FARHAN FARDAUS | June 18, 2026 00:00:00


The legal roadblock to the conversion or liquidation of closed-end mutual funds has been cleared, as the Chamber Court of the Appellate Division stayed the status quo orders issued on writ petitions challenging the regulatory move.

"We have no bottlenecks now to enforce [the regulatory mandates]," said Md. Abul Kalam, spokesperson of the Bangladesh Securities and Exchange Commission (BSEC).

The market watchdog can now go ahead with the process to liquidate or convert deeply discounted mutual funds as per the revised BSEC (Mutual Fund) Rules 2025.

Meanwhile, the same court, presided over by Honourable Justice Farah Mahbub, stayed a status quo order issued by the High Court following a petition that challenged an enquiry report on Best Holdings.

As asset manager of Best Holdings, RACE Asset Management was found to be involved in financial irregularities, unauthorised transactions and fund mismanagement.

The probe report said RACE had conducted unauthorised block transactions between different funds. A key part of the "scam" involved money being taken away from mutual funds to invest in Best Holdings' placement shares at high premiums, when investment should have been made at face value. Moreover, there was a conflict of interest, as RACE, while acting as the issue manager of Best Holdings' IPO, used its managed funds to invest in the company's shares on suspicious terms.

Under the revised mutual fund rules, any closed-end mutual fund trading at a discount of more than 24 per cent to its Net Asset Value (NAV) - calculated on a six-month rolling average - is legally bound to either convert into an open-ended fund or wind up.

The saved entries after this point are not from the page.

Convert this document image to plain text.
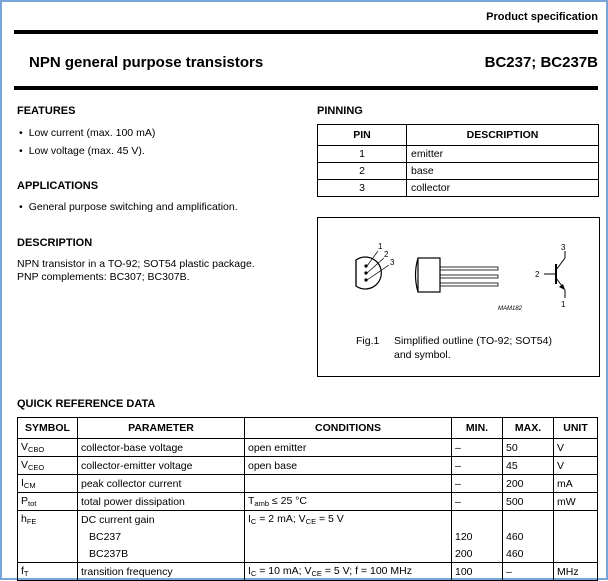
Product specification
NPN general purpose transistors	BC237; BC237B
FEATURES
• Low current (max. 100 mA)
• Low voltage (max. 45 V).
APPLICATIONS
• General purpose switching and amplification.
DESCRIPTION
NPN transistor in a TO-92; SOT54 plastic package.
PNP complements: BC307; BC307B.
PINNING
PIN	DESCRIPTION
1	emitter
2	base
3	collector
1
2
3
MAM182
3
2
1
Fig.1 Simplified outline (TO-92; SOT54)
and symbol.
QUICK REFERENCE DATA
SYMBOL	PARAMETER	CONDITIONS	MIN.	MAX.	UNIT
$V_{CBO}$	collector-base voltage	open emitter	–	50	V
$V_{CEO}$	collector-emitter voltage	open base	–	45	V
$I_{CM}$	peak collector current		–	200	mA
$P_{tot}$	total power dissipation	$T_{amb} \le 25$ °C	–	500	mW
$h_{FE}$	DC current gain	$I_C = 2$ mA; $V_{CE} = 5$ V			
	BC237		120	460	
	BC237B		200	460	
$f_T$	transition frequency	$I_C = 10$ mA; $V_{CE} = 5$ V; f = 100 MHz	100	–	MHz
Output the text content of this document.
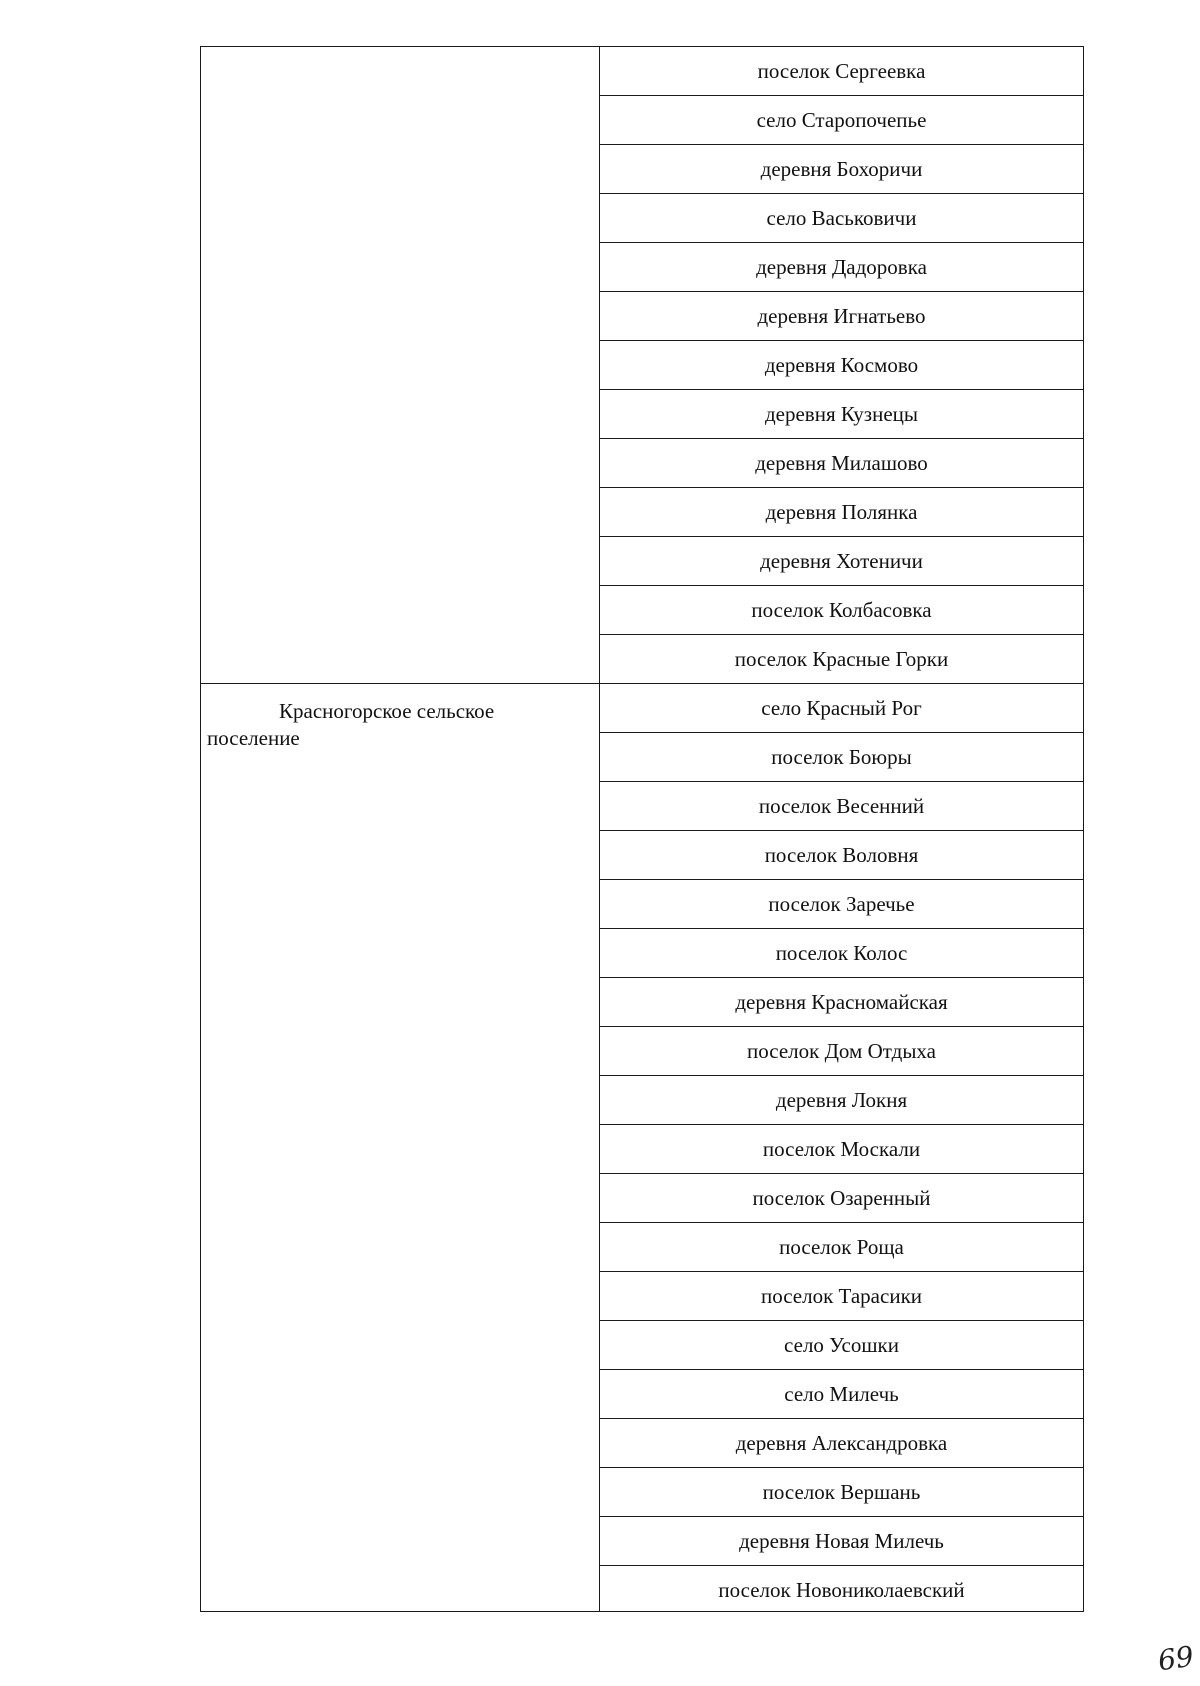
поселок Сергеевка
село Старопочепье
деревня Бохоричи
село Васьковичи
деревня Дадоровка
деревня Игнатьево
деревня Космово
деревня Кузнецы
деревня Милашово
деревня Полянка
деревня Хотеничи
поселок Колбасовка
поселок Красные Горки
Красногорское сельское поселение
село Красный Рог
поселок Боюры
поселок Весенний
поселок Воловня
поселок Заречье
поселок Колос
деревня Красномайская
поселок Дом Отдыха
деревня Локня
поселок Москали
поселок Озаренный
поселок Роща
поселок Тарасики
село Усошки
село Милечь
деревня Александровка
поселок Вершань
деревня Новая Милечь
поселок Новониколаевский
69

Welcoming the apex court's breakthrough decision, Md. Moniruzzaman, managing director of Prime Bank Securities Ltd., told the Financial Express, "This milestone directive will provide immense relief to small and general investors who have been trapped in protracted financial losses, which in turn will significantly boost overarching capital market confidence." Investors have been reluctant to sell assets at heavy discounts in the secondary market, as they had no means to redeem units at net asset value. The removal of structural barriers has granted affected unitholders a fair mechanism to partially recover their hard-earned equity value, Moniruzzaman explained.

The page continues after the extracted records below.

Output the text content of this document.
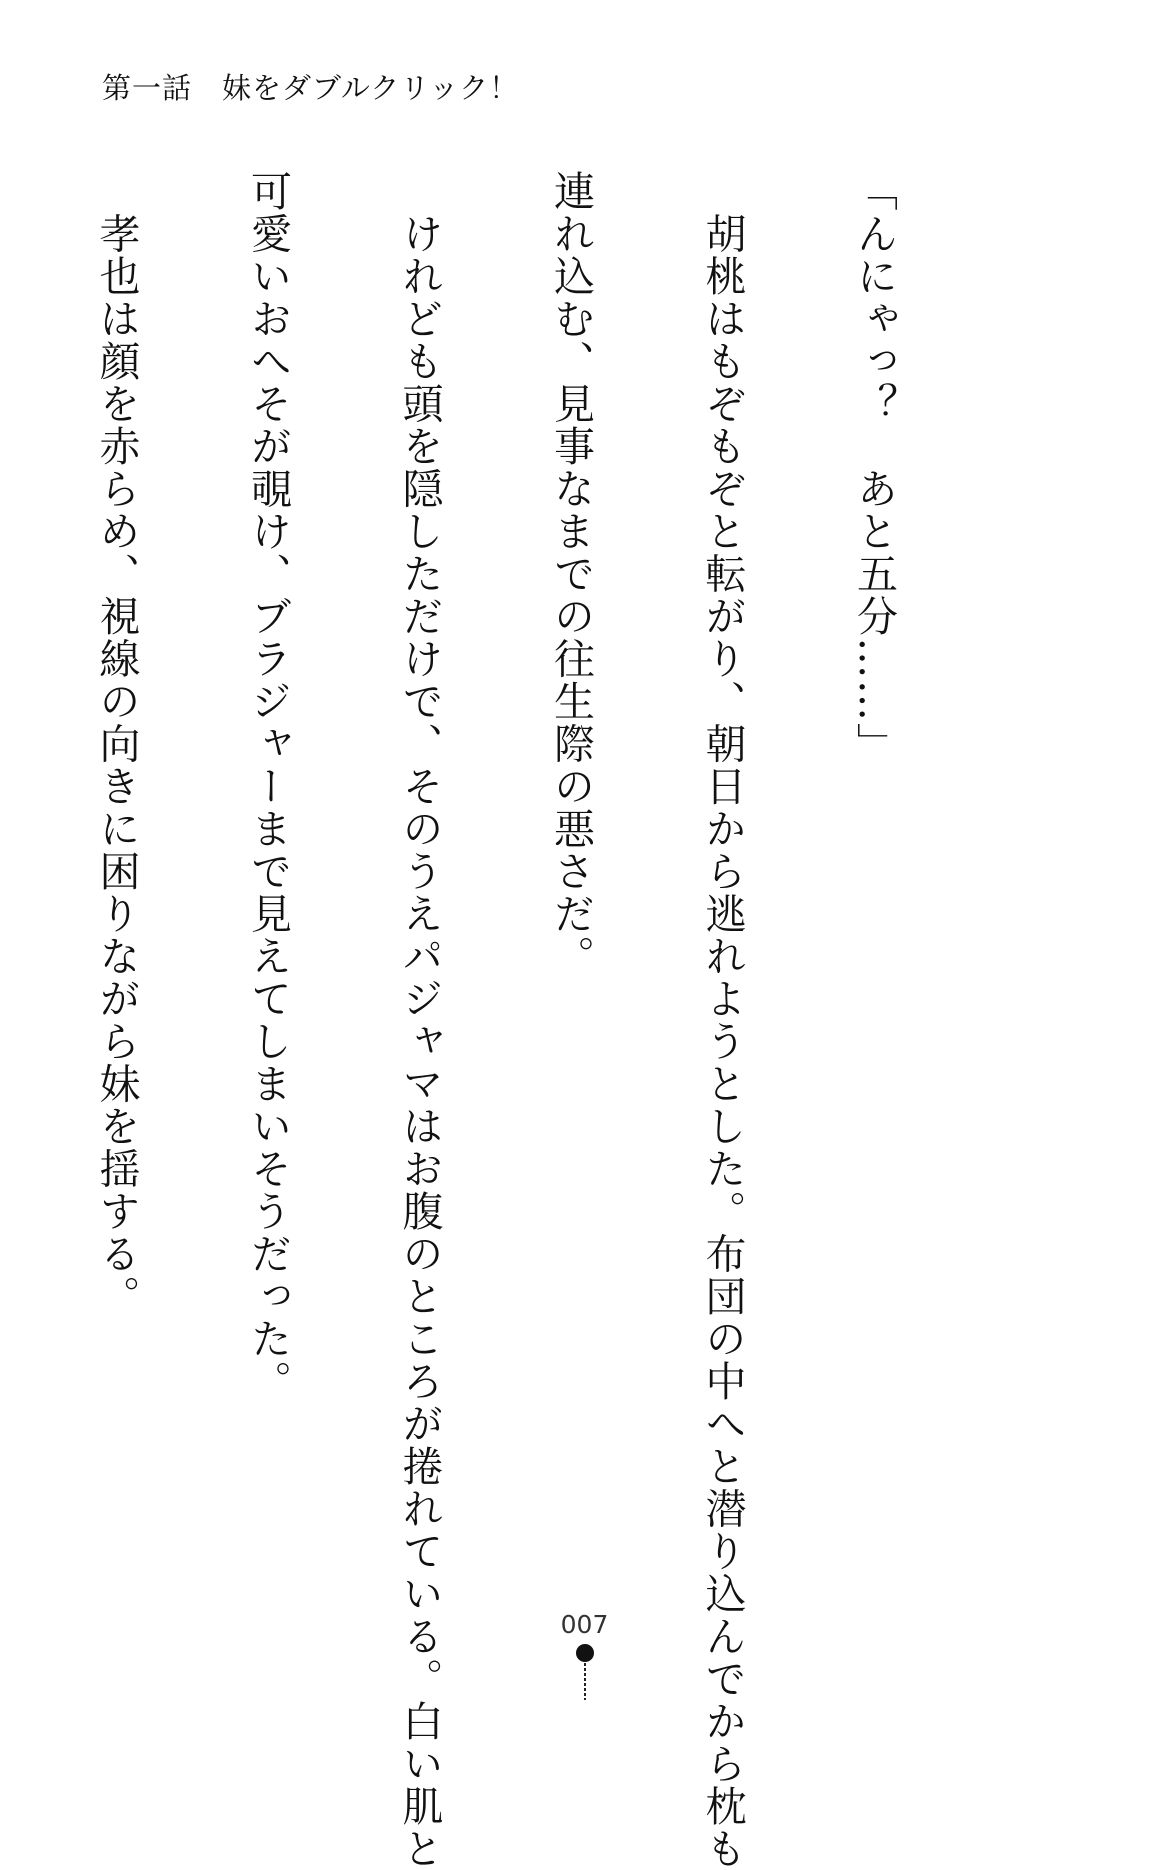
第一話　妹をダブルクリック！

「んにゃっ？　あと五分……」

　胡桃はもぞもぞと転がり、朝日から逃れようとした。布団の中へと潜り込んでから枕も

連れ込む、見事なまでの往生際の悪さだ。

　けれども頭を隠しただけで、そのうえパジャマはお腹のところが捲れている。白い肌と

可愛いおへそが覗け、ブラジャーまで見えてしまいそうだった。

　孝也は顔を赤らめ、視線の向きに困りながら妹を揺する。

007
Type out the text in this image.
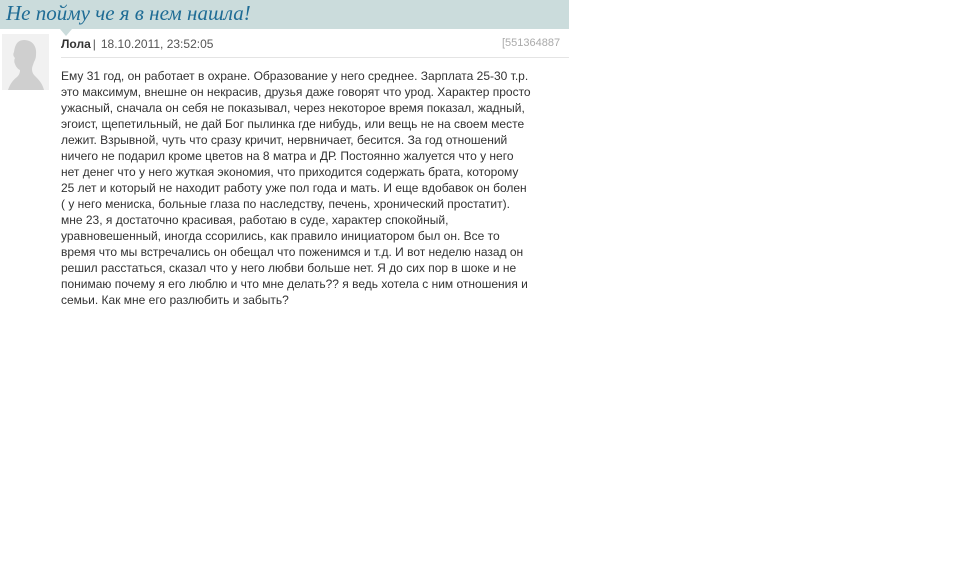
Не пойму че я в нем нашла!
Лола | 18.10.2011, 23:52:05	[551364887
Ему 31 год, он работает в охране. Образование у него среднее. Зарплата 25-30 т.р.
это максимум, внешне он некрасив, друзья даже говорят что урод. Характер просто
ужасный, сначала он себя не показывал, через некоторое время показал, жадный,
эгоист, щепетильный, не дай Бог пылинка где нибудь, или вещь не на своем месте
лежит. Взрывной, чуть что сразу кричит, нервничает, бесится. За год отношений
ничего не подарил кроме цветов на 8 матра и ДР. Постоянно жалуется что у него
нет денег что у него жуткая экономия, что приходится содержать брата, которому
25 лет и который не находит работу уже пол года и мать. И еще вдобавок он болен
( у него мениска, больные глаза по наследству, печень, хронический простатит).
мне 23, я достаточно красивая, работаю в суде, характер спокойный,
уравновешенный, иногда ссорились, как правило инициатором был он. Все то
время что мы встречались он обещал что поженимся и т.д. И вот неделю назад он
решил расстаться, сказал что у него любви больше нет. Я до сих пор в шоке и не
понимаю почему я его люблю и что мне делать?? я ведь хотела с ним отношения и
семьи. Как мне его разлюбить и забыть?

With the six-month window officially concluding on May 12, the commission issued an operational directive on May 7 demanding compliance. However, five unitholders quickly mounted a legal challenge, securing a two-month status quo order from the High Court.

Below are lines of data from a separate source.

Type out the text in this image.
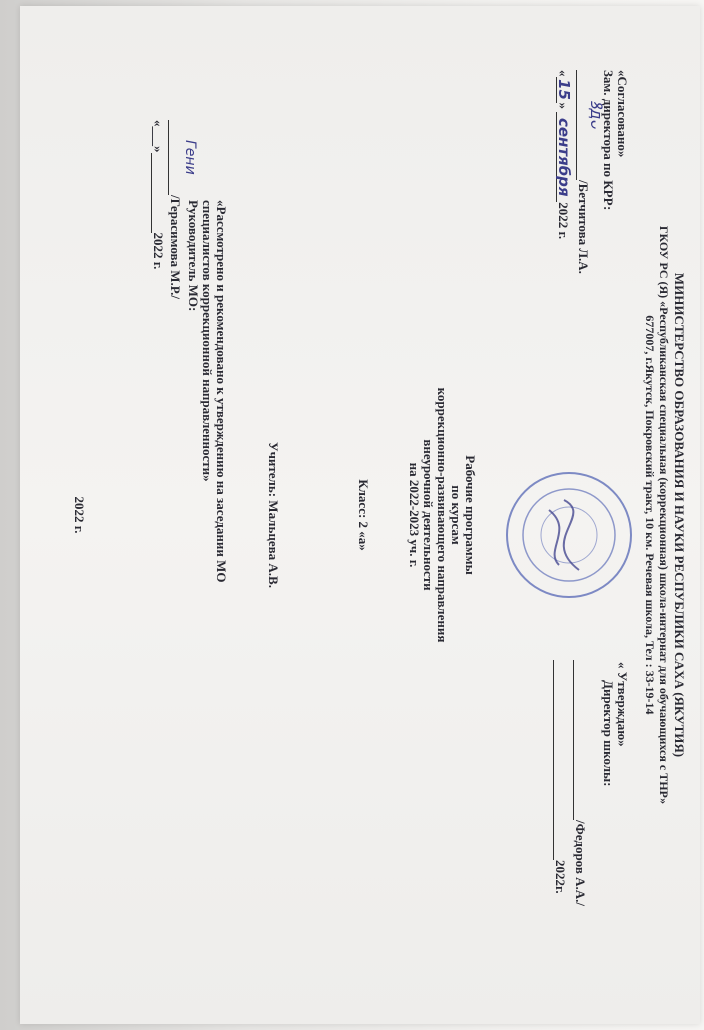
МИНИСТЕРСТВО ОБРАЗОВАНИЯ И НАУКИ РЕСПУБЛИКИ САХА (ЯКУТИЯ)
ГКОУ РС (Я) «Республиканская специальная (коррекционная) школа-интернат для обучающихся с ТНР»
677007, г.Якутск, Покровский тракт, 10 км. Речевая школа, Тел : 33-19-14
«Согласовано»
Зам. директора по КРР:
/Бетчитова Л.А.
ꝸдᴗ
«15» сентября2022 г.
« Утверждаю»
Директор школы:
/Федоров А.А./
2022г.
Рабочие программы
по курсам
коррекционно-развивающего направления
внеурочной деятельности
на 2022-2023 уч. г.
Класс: 2 «а»
Учитель: Мальцева А.В.
«Рассмотрено и рекомендовано к утверждению на заседании МО
специалистов коррекционной направленности»
Руководитель МО:
/Герасимова М.Р./
Гени
«___»2022 г.
2022 г.
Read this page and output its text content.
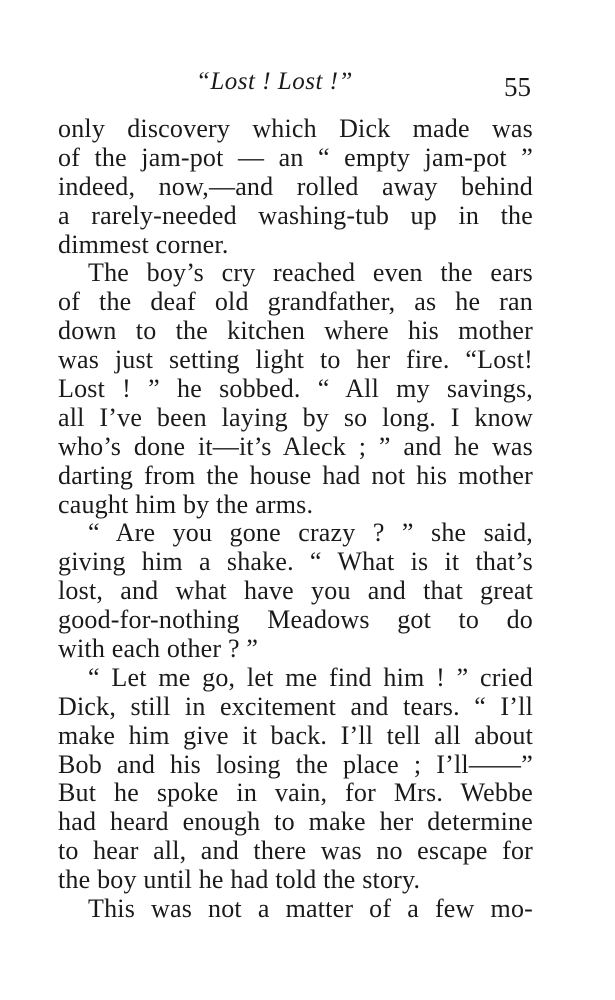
“Lost ! Lost !”	55
only discovery which Dick made was
of the jam-pot — an “ empty jam-pot ”
indeed, now,—and rolled away behind
a rarely-needed washing-tub up in the
dimmest corner.
The boy’s cry reached even the ears
of the deaf old grandfather, as he ran
down to the kitchen where his mother
was just setting light to her fire. “Lost!
Lost ! ” he sobbed. “ All my savings,
all I’ve been laying by so long. I know
who’s done it—it’s Aleck ; ” and he was
darting from the house had not his mother
caught him by the arms.
“ Are you gone crazy ? ” she said,
giving him a shake. “ What is it that’s
lost, and what have you and that great
good-for-nothing Meadows got to do
with each other ? ”
“ Let me go, let me find him ! ” cried
Dick, still in excitement and tears. “ I’ll
make him give it back. I’ll tell all about
Bob and his losing the place ; I’ll——”
But he spoke in vain, for Mrs. Webbe
had heard enough to make her determine
to hear all, and there was no escape for
the boy until he had told the story.
This was not a matter of a few mo-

The legal standoff severely disrupted administrative efforts. Documents reveal that the Investment Corporation of Bangladesh (ICB), one of the trustees of listed mutual funds, was forced to indefinitely postpone a critical trustee committee meeting scheduled for June 3, which was originally set to decide the record date, trade suspension date and special general meeting (SGM) schedules for two prominent underperforming schemes.

Even as the BSEC issued letters on June 9 and June 11 instructing trustees such as ICB, Bangladesh General Insurance Company Limited (BGIC), and Grameen Fund to bypass the writ petitioners and continue implementation across the broader market, legal ambiguities remained.

With the stay order now in place, the process is set to get back on track, with trustees mandated to comply with the regulatory timeline to execute the conversion or liquidation process.

Why does BSEC prefer conversion?

The regulatory body prefers conversion over liquidation of the listed funds. BSEC officials warn that liquidating portfolios worth billions would result in catastrophic selling pressure on underlying capital market assets.

That would severely drive down equity prices. Moreover, unitholders would bear additional tax obligations on the proceeds.

Conversion, by contrast, offers an immediate shield for institutional and retail investors alike. Units heavily discounted on the secondary market are safely converted into open-ended fractions mirroring fair NAV equity values. Investors also retain immediate redemption rights directly through designated fund managers, taking the pressure off the stock exchange.

Enforcement drive to follow probe findings on Best Holdings

The inquiry report recommended severe punitive measures against those involved in the fraudulent acts.

Major recommendations include a fine of at least Tk 100 million each on Amin Ahmed, chairman of the accused company, and Hasan Ahmed, managing director, for their personal liabilities.

The report also suggested cancelling the registration of RACE Asset Management, along with imposing a fine of Tk 250 million. It further sought a Tk 200 million penalty and a lifetime ban on the widely criticised financial figure Chowdhury Nafees Sarafat and RACE Managing Director Hasan Taher Imam.

The HC stay order had effectively tied the hands of the commission, blocking any form of regulatory action.

With the stay formally vacated, the BSEC is now legally cleared to pursue strict punitive measures, account freezes and structural sanctions targeting RACE Management, its core directors, and any other market intermediaries or high-profile individuals explicitly implicated in the probe.